Carlos Libera, sócio da Bain & Company: “A crise vai afetar especialmente a venda de carros novos, onde essas peças são utilizadas.”

Mudança nos hábitos

De acordo com a Bain & Company, esse resultado é decorrente do novo comportamento dos motoristas: com o isolamento social e o medo de contágio pela covid-19, as pessoas passarão a transitar em pequenas distâncias e a dirigir menos, buscando por regiões mais próximas de suas residências.

Esse comportamento deve permanecer pelos próximos anos. Desta forma, haverá diminuição na movimentação dos veículos, exigindo, dessa forma, frequência menor de manutenção para seus veículos.

Oportunidades

O estudo da Bain & Company mostra que as empresas precisarão investir em comunicação, fidelização do cliente e oferecer serviços adicionais para reconquistar o mercado. Algumas das medidas mencionadas são preços competitivos, revisões gratuitas em veículos, contratos de serviços de longo prazo e extensão das garantias.
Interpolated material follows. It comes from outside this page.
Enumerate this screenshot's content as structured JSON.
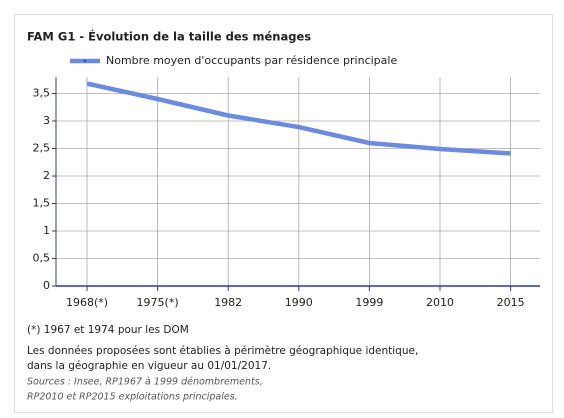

Para sobreviver no pós-pandemia, a pesquisa recomenda que os empresários se preparem para novas formas negócios, em um mercado ansioso por giro de caixa, aumentando da capacidade produtiva e manutenção dos níveis de estoque e de pessoal. “Esperamos que ocorra um movimento de menor dependência de cadeias de suprimento globais, especialmente a China. Nesse contexto, o Brasil pode se aproveitar para aumentar a produção para exportação a alguns países”, completa Libera.